User:Simon/Trim4/Extracting text from PDF: Difference between revisions

Revision as of 12:04, 28 September 2019

In Al Sweigart's Automate the Boring Stuff with Python, there's a nice section on a Python library called PyPDF2 that allows you to work with the contents of PDFs. To begin with, I thought I'd try extracting text from a PDF of William S. Burrough's The Electronic Revolution. I chose this PDF as the only version I've found of it online is a 40pp document published by ubuclassics (which I suppose is the publishing house for ubuweb.com). There was no identifier other than this (no ISBN etc.), and it was impossible locating any other version online. What's more, the PDF had very small text, which was uncomfortable to read when I ran the booklet.sh script on it.

I thought it would be worthwhile laying out this book again for print reading purposes, and the first step is to get the text from the PDF. Pandoc is usually my go to for extracting text, but it doesn't work with PDFs, so I tried PyPDF2.

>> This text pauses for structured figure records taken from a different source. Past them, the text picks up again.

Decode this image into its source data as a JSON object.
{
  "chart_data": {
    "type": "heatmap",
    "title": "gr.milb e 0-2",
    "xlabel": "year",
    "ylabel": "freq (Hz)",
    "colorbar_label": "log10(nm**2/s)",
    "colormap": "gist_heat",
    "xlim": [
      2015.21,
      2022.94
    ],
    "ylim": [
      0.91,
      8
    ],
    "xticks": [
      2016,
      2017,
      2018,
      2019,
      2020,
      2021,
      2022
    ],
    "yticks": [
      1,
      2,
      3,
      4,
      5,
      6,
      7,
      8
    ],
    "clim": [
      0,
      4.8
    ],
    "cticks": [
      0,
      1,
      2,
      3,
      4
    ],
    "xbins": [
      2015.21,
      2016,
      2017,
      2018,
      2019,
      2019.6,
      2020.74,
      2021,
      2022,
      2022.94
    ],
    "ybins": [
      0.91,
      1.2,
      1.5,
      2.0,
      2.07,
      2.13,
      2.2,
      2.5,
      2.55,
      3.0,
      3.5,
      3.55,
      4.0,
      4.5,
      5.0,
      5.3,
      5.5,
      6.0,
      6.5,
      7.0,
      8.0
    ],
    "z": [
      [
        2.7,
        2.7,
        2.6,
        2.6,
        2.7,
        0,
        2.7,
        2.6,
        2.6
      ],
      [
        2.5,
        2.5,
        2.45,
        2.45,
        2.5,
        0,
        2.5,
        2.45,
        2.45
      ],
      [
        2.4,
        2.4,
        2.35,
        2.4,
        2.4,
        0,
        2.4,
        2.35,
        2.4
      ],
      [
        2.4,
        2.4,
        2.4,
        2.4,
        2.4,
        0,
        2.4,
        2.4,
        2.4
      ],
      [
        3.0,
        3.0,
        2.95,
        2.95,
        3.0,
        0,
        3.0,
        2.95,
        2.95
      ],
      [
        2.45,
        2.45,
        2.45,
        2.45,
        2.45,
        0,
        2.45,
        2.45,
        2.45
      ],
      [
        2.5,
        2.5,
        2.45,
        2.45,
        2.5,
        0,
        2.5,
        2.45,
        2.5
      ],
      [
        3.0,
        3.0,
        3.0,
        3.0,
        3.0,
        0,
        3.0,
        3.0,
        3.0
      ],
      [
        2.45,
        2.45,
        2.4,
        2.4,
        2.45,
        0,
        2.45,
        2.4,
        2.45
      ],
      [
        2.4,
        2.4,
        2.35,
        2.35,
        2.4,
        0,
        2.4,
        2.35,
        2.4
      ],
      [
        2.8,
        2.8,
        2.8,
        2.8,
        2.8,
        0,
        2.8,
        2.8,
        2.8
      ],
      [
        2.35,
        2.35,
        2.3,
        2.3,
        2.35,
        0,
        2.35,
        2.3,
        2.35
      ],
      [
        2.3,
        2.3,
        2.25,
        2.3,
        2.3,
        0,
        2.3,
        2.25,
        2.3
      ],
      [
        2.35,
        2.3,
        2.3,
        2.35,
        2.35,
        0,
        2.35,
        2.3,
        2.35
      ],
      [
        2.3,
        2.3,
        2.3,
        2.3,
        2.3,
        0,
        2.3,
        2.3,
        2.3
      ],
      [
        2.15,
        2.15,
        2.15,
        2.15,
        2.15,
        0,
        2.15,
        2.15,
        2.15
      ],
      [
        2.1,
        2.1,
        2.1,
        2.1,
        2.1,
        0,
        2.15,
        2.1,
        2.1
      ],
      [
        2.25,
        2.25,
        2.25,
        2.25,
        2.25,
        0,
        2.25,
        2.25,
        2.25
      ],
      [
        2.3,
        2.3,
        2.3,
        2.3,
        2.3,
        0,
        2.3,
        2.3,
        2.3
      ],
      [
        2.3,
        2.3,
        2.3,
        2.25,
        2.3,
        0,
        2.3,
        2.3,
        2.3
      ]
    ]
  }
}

I began by copying a file called electronic_revolution.pdf to a folder, then in the terminal cd into that directory. Then I initiated the interactive python interpreter with this command:

   $ python3

Next I wrote the following commands in Python 3:

   >>> import PyPDF2
   >>> pdfFileObj = open('electronic_revolution.pdf', 'rb')
   >>> pdfReader = PyPDF2.PdfFileReader(pdfFileObj)
   >>> pdfReader.numPages
   40
   >>> pageObj = pdfReader.getPage(0)
   >>> pageObj.extractText()
   'ubuclassics2005WILLIAM S. BURROUGHSTheElectronic\nRevolution'

This returns the value for total page count, and the text for the first page (0). What I want to get is the text for the whole document.